September 2019 Bar bulletin
By Andrew Prazuch
In order to protect the important access to justice and diversity programming of the Washington State Bar Association from legislative and constitutional challenges, the King County Bar Association’s Board of Trustees decided on July 17 to recommend that the state bar be restructured into at least two distinct entities.
The Washington Supreme Court announced last September that it was undertaking “a comprehensive review of the structure” of the WSBA in light of pending national lawsuits and recent case law. The Court noted the review would include the “governance” of the WSBA. It appointed an 11-member work group chaired by the chief justice, which began meeting on March 28 and held eight work sessions through July 17.
During the course of its discussions, the work group heard from experts about various models and pending cases. By its June 26 meeting, it decided by a 10-1 vote (with the chair abstaining) to recommend that WSBA remain a single entity and a mandatory bar. The group spent its remaining two meetings fine-tuning that position with a recommendation that the Court reconsider a 2014 Governance Task Force Report and reconsider the process for the “Keller” deduction that allows members to opt-out of paying for certain bar activities.
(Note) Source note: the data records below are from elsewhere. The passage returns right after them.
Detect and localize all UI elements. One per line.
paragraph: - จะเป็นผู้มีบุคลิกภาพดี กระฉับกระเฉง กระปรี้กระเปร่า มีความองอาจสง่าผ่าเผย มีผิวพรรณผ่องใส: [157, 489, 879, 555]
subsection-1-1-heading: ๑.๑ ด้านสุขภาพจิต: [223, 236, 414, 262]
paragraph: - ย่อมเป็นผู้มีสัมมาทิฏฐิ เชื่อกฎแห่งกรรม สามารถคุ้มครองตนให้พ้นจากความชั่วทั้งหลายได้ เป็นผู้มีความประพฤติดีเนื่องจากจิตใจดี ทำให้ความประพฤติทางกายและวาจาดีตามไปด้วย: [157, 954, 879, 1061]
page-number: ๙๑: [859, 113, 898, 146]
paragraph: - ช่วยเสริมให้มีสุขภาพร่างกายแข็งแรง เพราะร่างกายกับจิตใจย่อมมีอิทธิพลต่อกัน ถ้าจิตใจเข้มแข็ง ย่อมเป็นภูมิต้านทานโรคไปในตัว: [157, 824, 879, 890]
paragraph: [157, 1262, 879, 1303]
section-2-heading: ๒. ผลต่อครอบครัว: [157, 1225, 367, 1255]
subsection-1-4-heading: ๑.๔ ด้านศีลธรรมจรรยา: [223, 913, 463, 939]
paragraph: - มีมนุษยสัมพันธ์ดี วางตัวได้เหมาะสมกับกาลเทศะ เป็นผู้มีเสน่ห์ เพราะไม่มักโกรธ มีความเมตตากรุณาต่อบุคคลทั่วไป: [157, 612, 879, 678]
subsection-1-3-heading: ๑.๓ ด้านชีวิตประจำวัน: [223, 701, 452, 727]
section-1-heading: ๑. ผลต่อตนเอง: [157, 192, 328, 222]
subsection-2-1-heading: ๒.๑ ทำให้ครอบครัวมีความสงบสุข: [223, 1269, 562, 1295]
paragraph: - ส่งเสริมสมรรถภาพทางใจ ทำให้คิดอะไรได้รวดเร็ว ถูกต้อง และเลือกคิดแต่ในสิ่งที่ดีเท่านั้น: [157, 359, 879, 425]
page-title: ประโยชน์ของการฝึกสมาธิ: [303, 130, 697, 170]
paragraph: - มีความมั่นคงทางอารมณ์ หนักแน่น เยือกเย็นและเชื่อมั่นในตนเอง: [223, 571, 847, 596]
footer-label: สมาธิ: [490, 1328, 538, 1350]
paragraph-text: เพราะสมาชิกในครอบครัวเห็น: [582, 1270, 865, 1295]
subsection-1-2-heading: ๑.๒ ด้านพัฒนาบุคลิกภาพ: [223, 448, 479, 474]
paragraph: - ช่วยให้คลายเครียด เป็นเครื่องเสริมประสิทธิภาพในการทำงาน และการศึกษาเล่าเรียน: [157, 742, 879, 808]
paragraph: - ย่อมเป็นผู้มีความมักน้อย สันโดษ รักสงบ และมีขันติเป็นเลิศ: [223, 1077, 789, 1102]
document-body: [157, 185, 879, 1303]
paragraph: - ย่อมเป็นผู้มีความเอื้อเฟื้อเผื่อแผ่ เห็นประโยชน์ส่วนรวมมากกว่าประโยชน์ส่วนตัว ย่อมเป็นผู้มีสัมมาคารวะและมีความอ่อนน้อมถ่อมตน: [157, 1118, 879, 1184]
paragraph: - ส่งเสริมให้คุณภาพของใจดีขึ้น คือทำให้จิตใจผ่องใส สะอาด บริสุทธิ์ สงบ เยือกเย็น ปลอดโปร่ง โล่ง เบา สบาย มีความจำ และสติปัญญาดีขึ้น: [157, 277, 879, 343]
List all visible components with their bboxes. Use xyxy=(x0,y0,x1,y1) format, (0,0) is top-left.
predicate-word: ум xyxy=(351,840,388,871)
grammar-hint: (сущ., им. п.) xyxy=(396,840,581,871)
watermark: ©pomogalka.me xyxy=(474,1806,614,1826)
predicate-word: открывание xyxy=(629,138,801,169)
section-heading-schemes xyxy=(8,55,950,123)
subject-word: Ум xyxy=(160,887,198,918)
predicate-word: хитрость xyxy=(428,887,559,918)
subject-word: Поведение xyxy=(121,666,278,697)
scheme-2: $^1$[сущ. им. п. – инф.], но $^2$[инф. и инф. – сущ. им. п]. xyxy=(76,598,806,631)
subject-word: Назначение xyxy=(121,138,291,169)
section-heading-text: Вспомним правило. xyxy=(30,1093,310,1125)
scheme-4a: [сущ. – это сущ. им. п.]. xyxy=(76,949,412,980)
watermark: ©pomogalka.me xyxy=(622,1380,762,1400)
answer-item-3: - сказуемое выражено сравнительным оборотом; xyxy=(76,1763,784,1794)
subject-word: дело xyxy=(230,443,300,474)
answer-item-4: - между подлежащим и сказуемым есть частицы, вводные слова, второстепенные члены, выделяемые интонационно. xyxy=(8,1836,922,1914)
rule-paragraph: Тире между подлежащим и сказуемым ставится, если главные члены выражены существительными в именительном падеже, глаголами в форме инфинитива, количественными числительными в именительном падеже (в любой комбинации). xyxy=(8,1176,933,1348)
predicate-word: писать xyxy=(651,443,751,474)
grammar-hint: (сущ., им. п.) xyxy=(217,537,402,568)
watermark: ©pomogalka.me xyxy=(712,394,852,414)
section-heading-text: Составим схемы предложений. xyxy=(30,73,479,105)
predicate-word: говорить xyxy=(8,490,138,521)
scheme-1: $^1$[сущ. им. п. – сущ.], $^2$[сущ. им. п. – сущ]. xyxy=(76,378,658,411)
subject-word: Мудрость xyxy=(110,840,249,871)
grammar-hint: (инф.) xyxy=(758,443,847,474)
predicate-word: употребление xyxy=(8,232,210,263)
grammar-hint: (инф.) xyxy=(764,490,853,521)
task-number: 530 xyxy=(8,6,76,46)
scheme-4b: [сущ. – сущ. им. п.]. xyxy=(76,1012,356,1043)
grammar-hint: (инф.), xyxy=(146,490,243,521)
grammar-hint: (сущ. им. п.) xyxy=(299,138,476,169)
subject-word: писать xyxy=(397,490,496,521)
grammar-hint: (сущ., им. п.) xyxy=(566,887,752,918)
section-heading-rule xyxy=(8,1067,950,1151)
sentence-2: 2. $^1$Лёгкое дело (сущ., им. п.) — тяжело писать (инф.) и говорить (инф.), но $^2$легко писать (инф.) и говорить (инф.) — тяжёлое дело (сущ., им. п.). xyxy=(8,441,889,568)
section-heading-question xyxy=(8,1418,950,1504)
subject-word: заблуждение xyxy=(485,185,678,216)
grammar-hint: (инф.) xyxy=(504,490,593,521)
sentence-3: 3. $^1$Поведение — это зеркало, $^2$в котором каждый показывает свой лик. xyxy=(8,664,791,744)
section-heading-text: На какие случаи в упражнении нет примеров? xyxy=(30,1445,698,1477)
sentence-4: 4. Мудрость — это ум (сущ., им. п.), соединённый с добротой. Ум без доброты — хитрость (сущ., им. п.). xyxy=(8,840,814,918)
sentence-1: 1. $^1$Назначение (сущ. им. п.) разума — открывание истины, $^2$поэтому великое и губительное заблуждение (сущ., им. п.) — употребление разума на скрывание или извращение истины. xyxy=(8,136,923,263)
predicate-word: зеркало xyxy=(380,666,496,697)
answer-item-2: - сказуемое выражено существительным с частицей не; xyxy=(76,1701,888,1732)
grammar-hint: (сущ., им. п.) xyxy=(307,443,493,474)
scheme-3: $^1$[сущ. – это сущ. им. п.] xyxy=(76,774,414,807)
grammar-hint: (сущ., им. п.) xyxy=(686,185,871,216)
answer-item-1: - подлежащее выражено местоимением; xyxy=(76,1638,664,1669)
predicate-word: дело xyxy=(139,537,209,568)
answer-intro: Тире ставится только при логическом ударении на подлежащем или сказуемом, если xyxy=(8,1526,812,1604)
At its April 17 and June 19 meetings, KCBA’s Board of Trustees received briefings on the work group’s deliberations during the spring, with trustees expressing a consensus that bifurcation of the mandatory and voluntary functions of the WSBA might be the best option for the Court to adopt. Then at the Board’s July 17 retreat (coincidentally when the work group held its final meeting), the KCBA trustees directed that a letter be submitted expressing KCBA’s concerns and providing comments. KCBA’s intent was to offer comments in the true spirit of an amicus curiae that cares as deeply as the Court does about the practice of law and the administration of justice.
In its August 27 letter to the Court, KCBA noted that:
[O]ur analysis of recent events both in Washington State and across the country is that momentum will continue to grow nationwide to bifurcate mandatory bar associations. Whether rooted over issues of compelled speech, antitrust and unfair trade practices, or political considerations, the result is the same. The structure of mandatory bar associations is under scrutiny from both federal courts and state legislatures (including our own elected officials in Olympia). Most recently we have witnessed our colleagues in California, the largest state bar in the nation, endure a crisis in leadership and vision for the profession before the solution of a bifurcated bar structure was adopted in 2018. The pending State Bar Association of North Dakota appeal most likely will result in a forced decision of these questions for remaining mandatory bar associations by the U.S. Supreme Court.
KCBA encouraged the Court to adopt three principles to better protect the legal community’s commitment to access to justice and diversity. First, KCBA recommends that regulatory functions, including licensure and discipline, should be housed not in a bar association, but within the judicial branch. License fees would pay for the cost of administering these functions, with supervision perhaps by a court-appointed advisory board.
Second, KCBA suggests that the work of promoting access to justice and increasing diversity are not solely the responsibility of licensees, but of society as a whole. KCBA’s proposal is that these functions be moved outside of the WSBA and into judicial branch commissions funded by legislative appropriation, much the same way as existing entities such as the Gender and Justice Commission are organized, with appointed oversight boards. This would protect these functions from potential U.S. Supreme Court-ordered changes.
Finally, KCBA recommends that the remaining non-regulatory functions of WSBA, including sections, publications and judicial evaluations, remain with a newly reconstituted WSBA made up of members who voluntarily choose to join, independent of court oversight and governed by an independent, elected body of lawyers. Such an entity would more clearly be a professional society advancing the needs of the profession.
The letter ends by noting that “the Washington Supreme Court has the ability to create a nationally-recognized best practices model for the regulation of the practice of law and the administration of justice — just as we did when we innovatively launched programs here such as the Access to Justice Board. We call on the Court to resist the status quo of a single mandatory bar structure and instead adopt a bold, forward-thinking vision that protects those programs in which we all believe so strongly.”
The Court is expected to consider KCBA’s letter and its own work group’s report at a meeting in early September. Look for further updates in future issues of the KCBA Bar Bulletin. A copy of KCBA’s letter is online at www.kcba.org/publicpolicy.